Photo: Shawn Hanna/Tribune Staff
By RICARDO WELLS
Tribune Staff Reporter
DEMOCRATIC National Alliance (DNA) Leader Branville McCartney yesterday alleged that the Progressive Liberal Party (PLP) was aiming to benefit from discrepancies highlighted in the current voter register, claiming that the party was notorious for its attempts to “steal elections” in the past.
Mr McCartney’s comments came after a local newspaper reported hundreds of discrepancies in the current voter register.
The report noted that there were voters who were permitted to register multiple times and several cases of voters registered with dates of birth from the 1700s and 1800s. Parliamentary Commissioner Sherlyn Hall has said some of these discrepancies are due to human error and pledged to have the register corrected before the general election, which will be held in early May.
When questioned about this, Mr McCartney alleged: “The PLP is known to steal or try to steal elections. We know that as fact. The PLP, they have realised that they are losing this race. They are coming third as we speak.”
Mr McCartney warned that public must remain vigilant on the matter. He said his party has already encountered similar discrepancies over the course of its campaign.
“Just (Tuesday) night, we had persons in one house living in different polling divisions.
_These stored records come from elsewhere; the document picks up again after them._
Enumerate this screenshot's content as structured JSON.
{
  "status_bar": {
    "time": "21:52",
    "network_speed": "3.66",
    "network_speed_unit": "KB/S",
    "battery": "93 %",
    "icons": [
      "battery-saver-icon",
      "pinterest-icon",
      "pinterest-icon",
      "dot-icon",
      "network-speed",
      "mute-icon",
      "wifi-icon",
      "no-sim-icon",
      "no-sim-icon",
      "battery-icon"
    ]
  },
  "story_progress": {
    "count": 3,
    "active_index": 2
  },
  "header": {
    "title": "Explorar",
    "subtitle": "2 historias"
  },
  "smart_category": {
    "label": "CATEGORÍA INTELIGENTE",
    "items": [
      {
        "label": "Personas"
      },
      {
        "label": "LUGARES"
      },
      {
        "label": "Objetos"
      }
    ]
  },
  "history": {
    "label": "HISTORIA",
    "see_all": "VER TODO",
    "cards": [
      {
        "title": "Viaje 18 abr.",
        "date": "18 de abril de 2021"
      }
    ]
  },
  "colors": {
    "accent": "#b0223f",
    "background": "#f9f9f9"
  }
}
This ain’t no street in between; same house, not couple of houses in the yard; same house, same bed. It is a mess.
“So we need to be very vigilant. We need to ensure that when we go door-to-door that we check, and any discrepancies, we must make it known. The PLP, they are known to try and steal elections, and they are good at it.”
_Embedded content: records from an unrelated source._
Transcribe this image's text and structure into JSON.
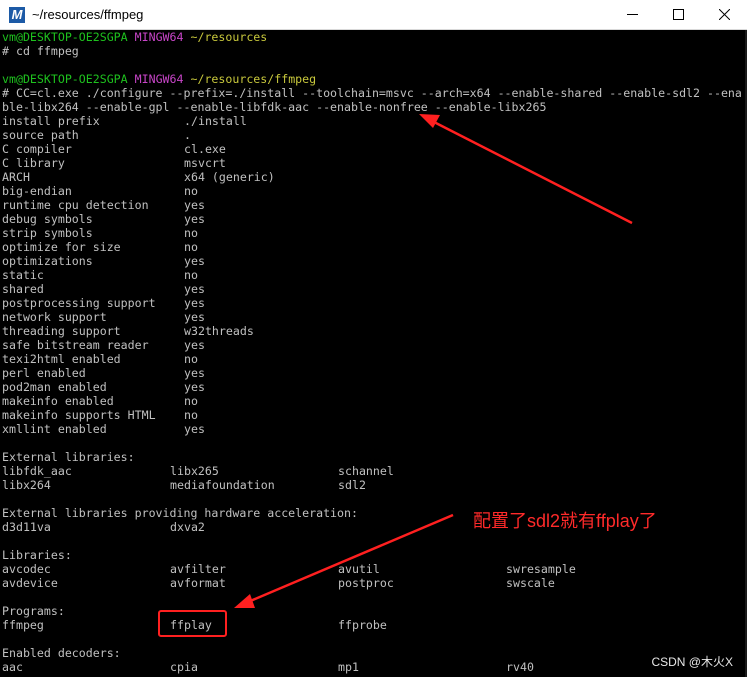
{
  "window": {
    "title": "~/resources/ffmpeg",
    "app_icon": "mintty-icon"
  },
  "prompt1": {
    "user": "vm@DESKTOP-OE2SGPA",
    "shell": "MINGW64",
    "path": "~/resources"
  },
  "cmd1": "# cd ffmpeg",
  "prompt2": {
    "user": "vm@DESKTOP-OE2SGPA",
    "shell": "MINGW64",
    "path": "~/resources/ffmpeg"
  },
  "cmd2_line1": "# CC=cl.exe ./configure --prefix=./install --toolchain=msvc --arch=x64 --enable-shared --enable-sdl2 --ena",
  "cmd2_line2": "ble-libx264 --enable-gpl --enable-libfdk-aac --enable-nonfree --enable-libx265",
  "config": [
    [
      "install prefix",
      "./install"
    ],
    [
      "source path",
      "."
    ],
    [
      "C compiler",
      "cl.exe"
    ],
    [
      "C library",
      "msvcrt"
    ],
    [
      "ARCH",
      "x64 (generic)"
    ],
    [
      "big-endian",
      "no"
    ],
    [
      "runtime cpu detection",
      "yes"
    ],
    [
      "debug symbols",
      "yes"
    ],
    [
      "strip symbols",
      "no"
    ],
    [
      "optimize for size",
      "no"
    ],
    [
      "optimizations",
      "yes"
    ],
    [
      "static",
      "no"
    ],
    [
      "shared",
      "yes"
    ],
    [
      "postprocessing support",
      "yes"
    ],
    [
      "network support",
      "yes"
    ],
    [
      "threading support",
      "w32threads"
    ],
    [
      "safe bitstream reader",
      "yes"
    ],
    [
      "texi2html enabled",
      "no"
    ],
    [
      "perl enabled",
      "yes"
    ],
    [
      "pod2man enabled",
      "yes"
    ],
    [
      "makeinfo enabled",
      "no"
    ],
    [
      "makeinfo supports HTML",
      "no"
    ],
    [
      "xmllint enabled",
      "yes"
    ]
  ],
  "external_libs": {
    "heading": "External libraries:",
    "rows": [
      [
        "libfdk_aac",
        "libx265",
        "schannel"
      ],
      [
        "libx264",
        "mediafoundation",
        "sdl2"
      ]
    ]
  },
  "hwaccel_libs": {
    "heading": "External libraries providing hardware acceleration:",
    "rows": [
      [
        "d3d11va",
        "dxva2"
      ]
    ]
  },
  "libraries": {
    "heading": "Libraries:",
    "rows": [
      [
        "avcodec",
        "avfilter",
        "avutil",
        "swresample"
      ],
      [
        "avdevice",
        "avformat",
        "postproc",
        "swscale"
      ]
    ]
  },
  "programs": {
    "heading": "Programs:",
    "rows": [
      [
        "ffmpeg",
        "ffplay",
        "ffprobe"
      ]
    ]
  },
  "decoders": {
    "heading": "Enabled decoders:",
    "rows": [
      [
        "aac",
        "cpia",
        "mp1",
        "rv40"
      ]
    ]
  },
  "annotation": "配置了sdl2就有ffplay了",
  "watermark": "CSDN @木火X",
  "colors": {
    "prompt_user": "#1ec21e",
    "prompt_shell": "#c845c8",
    "prompt_path": "#c8c83c",
    "annotation": "#ff2a2a"
  }
}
Mr McCartney said the issues now being uncovered were matters he and DNA Deputy Leader Chris Mortimer pointed out in 2015. He said he and Mr Mortimer raised these concerns years ago with Parliamentary Registration Department officials.
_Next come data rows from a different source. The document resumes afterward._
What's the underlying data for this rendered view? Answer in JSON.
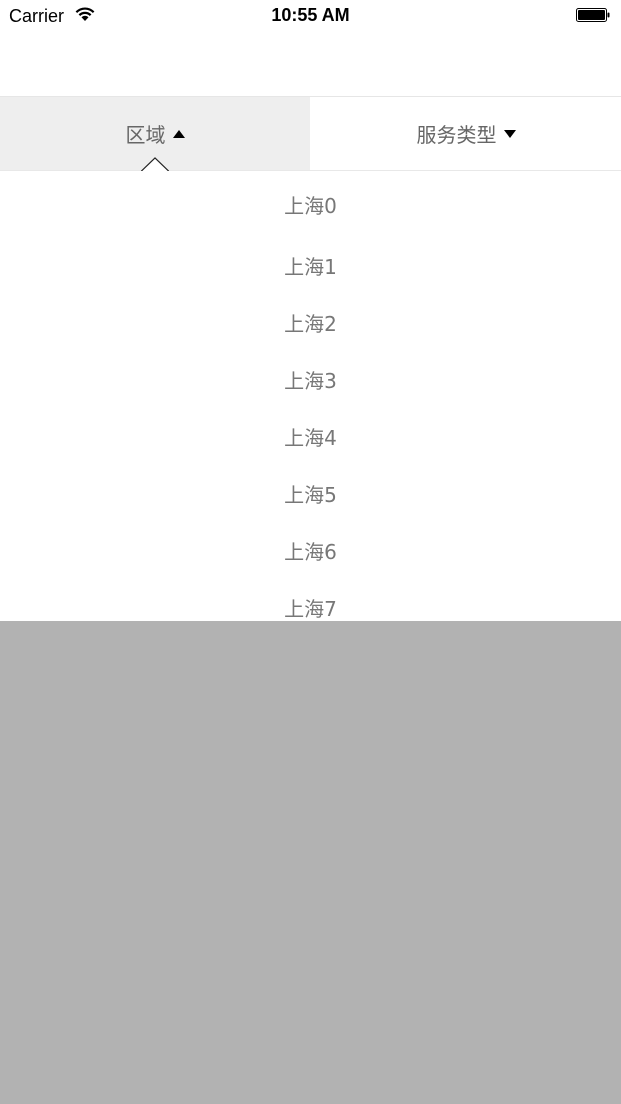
{
  "status_bar": {
    "carrier": "Carrier",
    "time": "10:55 AM",
    "wifi_icon": "wifi-icon",
    "battery_icon": "battery-icon"
  },
  "filter_bar": {
    "tabs": [
      {
        "label": "区域",
        "indicator": "triangle-up-icon",
        "active": true
      },
      {
        "label": "服务类型",
        "indicator": "triangle-down-icon",
        "active": false
      }
    ]
  },
  "dropdown": {
    "items": [
      "上海0",
      "上海1",
      "上海2",
      "上海3",
      "上海4",
      "上海5",
      "上海6",
      "上海7"
    ]
  },
  "colors": {
    "active_tab_bg": "#eeeeee",
    "overlay": "#b2b2b2",
    "item_text": "#777777"
  }
}
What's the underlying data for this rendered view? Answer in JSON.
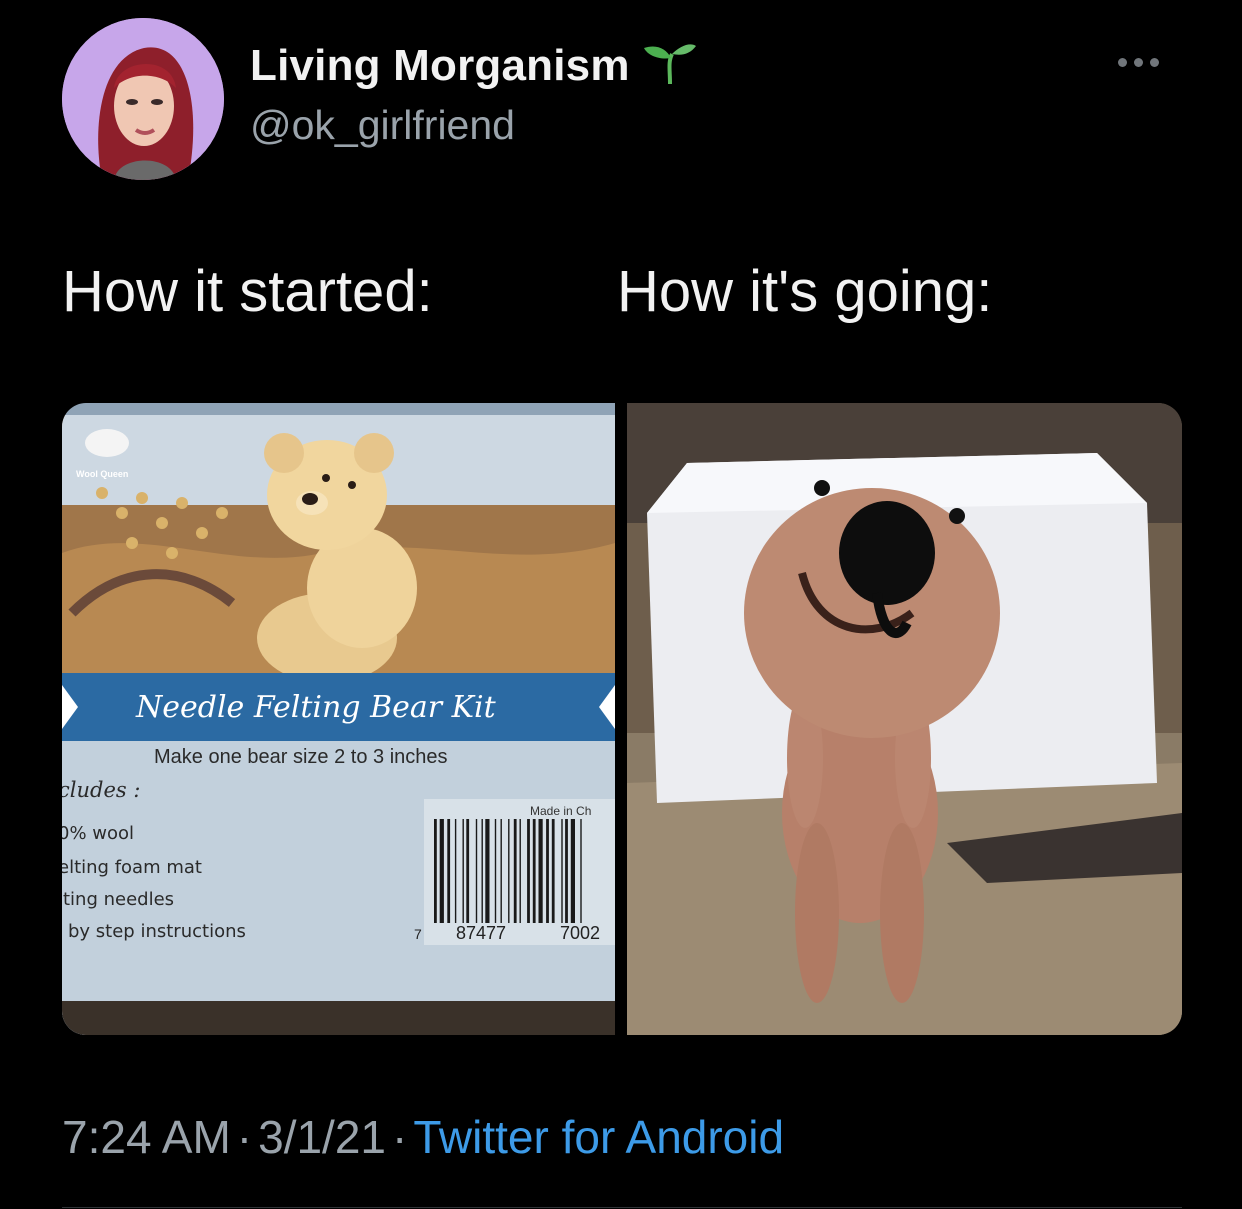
{
  "tweet": {
    "author": {
      "display_name": "Living Morganism",
      "handle": "@ok_girlfriend",
      "badge_icon": "seedling-icon"
    },
    "caption_left": "How it started:",
    "caption_right": "How it's going:",
    "media": {
      "left": {
        "brand": "Wool Queen",
        "product_title": "Needle Felting Bear Kit",
        "subtitle": "Make one bear size 2 to 3 inches",
        "includes_label": "cludes :",
        "includes": [
          "0% wool",
          "elting foam mat",
          "lting needles",
          "by step instructions"
        ],
        "made_in": "Made in Ch",
        "barcode_digits": [
          "7",
          "87477",
          "7002"
        ]
      }
    },
    "timestamp": "7:24 AM",
    "date": "3/1/21",
    "client": "Twitter for Android",
    "separator": "·"
  },
  "colors": {
    "background": "#000000",
    "text": "#f2f2f2",
    "muted": "#9aa3ab",
    "link": "#3d9be8",
    "seedling": "#4caf50"
  }
}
“The newspapers, for whatever reason, decided to put it on page seven. This is what you get now,” he said.
Mr McCartney maintained that if elected, his party would implement fixed election dates, fixed constituencies and campaign finance laws.
Additionally, Mr McCartney predicted that “undecided, youth voters between the ages 18 to 35” would be the deciding voting bloc in the upcoming general election.He said the DNA was winning over this demographic as the campaign continues.
“More persons are undecided than supporting the different parties and many of them are the youth,” said Mr McCartney. “We’ve been campaigning recently, over the last few months, and have been attracting the youths. They want change.”
Mr McCartney was speaking at a press conference called to present his party’s shadow Cabinet.